Aux origines de la « biorégion »

Des biorégionalistes américains aux territorialistes italiens
Alors que la notion de « biorégion » connaît un succès grandissant, le livre La Biorégion urbaine d’Alberto Magnaghi est fréquemment cité comme référence. Mais peut-on vraiment considérer ce livre comme un texte « biorégionaliste » ?

Qu’est-ce que le biorégionalisme ?

Selon les écologistes fondateurs de la notion de « biorégion », le terme est utilisé pour « faire référence au contexte géographique autant qu’au contexte cognitif – à savoir aussi bien à un lieu qu’aux idées qui ont été développées à propos des manières de vivre en ce lieu » (Berg et Dasmann 1977). Néologisme utilisé pour servir une idéologie politique éco-anarchiste, le biorégionalisme est aussi un courant animaliste radicalement antispéciste [1] défendant, face à l’exploitation capitalistique industrieuse des milieux, un « holisme écologique » (une approche globale et inclusive de l’état de santé des écosystèmes) selon lequel la durabilité de tout établissement humain doit passer par une prise en compte pleinement écocentrée des milieux. Ainsi, comme le synthétisera 25 ans plus tard le paysagiste Robert Thayer :

Littéralement et étymologiquement parlant, une biorégion est un « lieu de vie » (life-place) – une région unique qu’il est possible de définir par des limites naturelles (plus que politiques), et qui possède un ensemble de caractéristiques géographiques, climatiques, hydrologiques et écologiques capables d’accueillir des communautés vivantes humaines et non humaines uniques. Les biorégions peuvent être définies aussi bien par la géographie des bassins versants que par les écosystèmes de faune et de flore particuliers qu’elles présentent ; elles peuvent être associées à des paysages reconnaissables (par exemple, des chaînes de montagnes particulières, des prairies ou des zones côtières) et à des cultures humaines se développant avec ces limites et potentiels naturels régionaux. Plus important, la biorégion est le lieu et l’échelle les plus logiques pour l’installation et l’enracinement durables et vivifiants d’une communauté (Thayer 2003, p. 3).

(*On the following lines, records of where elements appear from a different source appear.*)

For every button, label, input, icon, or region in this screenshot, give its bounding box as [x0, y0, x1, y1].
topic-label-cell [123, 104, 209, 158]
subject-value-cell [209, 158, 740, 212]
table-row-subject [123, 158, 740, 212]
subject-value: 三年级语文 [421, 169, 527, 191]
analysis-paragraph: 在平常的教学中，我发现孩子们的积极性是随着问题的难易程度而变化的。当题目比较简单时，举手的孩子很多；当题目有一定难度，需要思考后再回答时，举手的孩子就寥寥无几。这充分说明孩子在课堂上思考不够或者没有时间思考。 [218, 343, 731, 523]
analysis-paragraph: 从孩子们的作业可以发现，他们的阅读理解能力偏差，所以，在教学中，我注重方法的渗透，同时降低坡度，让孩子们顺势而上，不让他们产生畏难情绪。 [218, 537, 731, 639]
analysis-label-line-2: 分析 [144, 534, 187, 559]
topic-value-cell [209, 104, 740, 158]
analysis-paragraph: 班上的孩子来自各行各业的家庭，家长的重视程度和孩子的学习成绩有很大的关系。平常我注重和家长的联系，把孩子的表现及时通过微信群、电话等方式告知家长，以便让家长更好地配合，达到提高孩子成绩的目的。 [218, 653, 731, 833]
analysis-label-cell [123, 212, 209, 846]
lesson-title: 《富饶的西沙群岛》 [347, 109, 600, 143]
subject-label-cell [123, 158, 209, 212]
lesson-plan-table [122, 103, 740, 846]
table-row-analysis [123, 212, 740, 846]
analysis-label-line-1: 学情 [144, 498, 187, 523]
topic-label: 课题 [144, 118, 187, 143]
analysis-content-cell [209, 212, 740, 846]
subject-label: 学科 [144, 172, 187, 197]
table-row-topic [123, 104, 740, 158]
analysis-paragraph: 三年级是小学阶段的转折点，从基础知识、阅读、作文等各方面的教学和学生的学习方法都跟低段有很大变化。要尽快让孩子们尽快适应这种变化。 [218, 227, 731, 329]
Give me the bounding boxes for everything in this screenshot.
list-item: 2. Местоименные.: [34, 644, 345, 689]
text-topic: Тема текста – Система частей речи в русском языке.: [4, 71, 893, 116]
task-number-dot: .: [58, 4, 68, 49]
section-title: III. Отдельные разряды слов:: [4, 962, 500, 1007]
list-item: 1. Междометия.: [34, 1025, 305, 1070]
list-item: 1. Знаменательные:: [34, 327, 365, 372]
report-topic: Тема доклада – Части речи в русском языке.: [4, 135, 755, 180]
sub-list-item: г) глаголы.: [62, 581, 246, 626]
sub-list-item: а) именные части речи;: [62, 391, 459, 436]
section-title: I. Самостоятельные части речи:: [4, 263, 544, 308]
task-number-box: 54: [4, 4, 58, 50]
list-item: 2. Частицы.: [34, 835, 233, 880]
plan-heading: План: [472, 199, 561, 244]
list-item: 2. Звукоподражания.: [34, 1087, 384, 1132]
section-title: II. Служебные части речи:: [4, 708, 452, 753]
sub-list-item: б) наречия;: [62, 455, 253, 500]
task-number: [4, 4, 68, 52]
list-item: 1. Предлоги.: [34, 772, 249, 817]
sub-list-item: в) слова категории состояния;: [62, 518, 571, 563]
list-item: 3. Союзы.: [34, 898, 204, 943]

Historiquement parlant, disons, pour être brefs, que c’est autour de l’association écologiste Planet Drum Foundation, fondée par les militants radicaux Peter Berg et Judy Goldhaft, qu’un véritable réseau biorégional se structure sur les bases des publications de l’association (des « bundles » artisanaux envoyés aux membres de l’association à la revue Raise the Stakes, publiée dès 1974, jusqu’à une longue série d’ouvrages collectifs initiés par Reinhabiting a Separate Country, en 1978). Des dizaines d’articles paraissent ensuite autour de l’idée – notamment dans le CoEvolution Quarterly, qui publiera dès 1981 un numéro spécial « Bioregions » sous la codirection de Berg et de l’écologiste Stephanie Mills. Un congrès international d’une semaine intitulé « Bioregionalism Rising », organisé en 1984, réunit plus de 200 personnes en provenance de toute la planète. De sorte qu’à la fin des années 1980, plus de 250 groupes « à orientation biorégionale » sont recensés par la Planet Drum Foundation en Amérique du Nord.

L’idée de « biorégion », toutefois, était encore largement méconnue du public francophone jusqu’à tout récemment [2]. Elle fut notamment publicisée par l’ouvrage La Biorégion urbaine, publié en 2014 au sein de la micro maison d’édition Eterotopia, qui a sensibilisé les milieux de l’architecture, de l’urbanisme et du paysage français au terme.

Le livre du chercheur italien Alberto Magnaghi est « une écriture remaniée » sur la base de trois textes différents parus presque simultanément en Italie [3]. Bien diffusé grâce à la grande reconnaissance dont bénéficiait déjà son auteur avant la parution, La Biorégion urbaine est rapidement devenu une référence citée dans l’Hexagone. Le problème est que le mouvement biorégionaliste fêtera bientôt ses 50 ans : un demi-siècle, durant lequel des centaines d’auteur·e·s travaillèrent à déployer une idéologie riche, complexe et surtout polymorphe – et un demi-siècle de recherche sur laquelle ne s’appuie nullement Alberto Magnaghi, où les territorialistes italiens n’ont fait qu’une apparition timide, tardive et partielle ; mais surtout, un demi-siècle que ces mouvements italiens, toujours pleinement anthropocentrés, ne suivent que très partiellement...

Figure 1

Dessin de Jay Kinney, publié en 1981 dans CoEvolution Quarterly, n° 32, « Bioregions » © Jay Kinney/jaykinney.com.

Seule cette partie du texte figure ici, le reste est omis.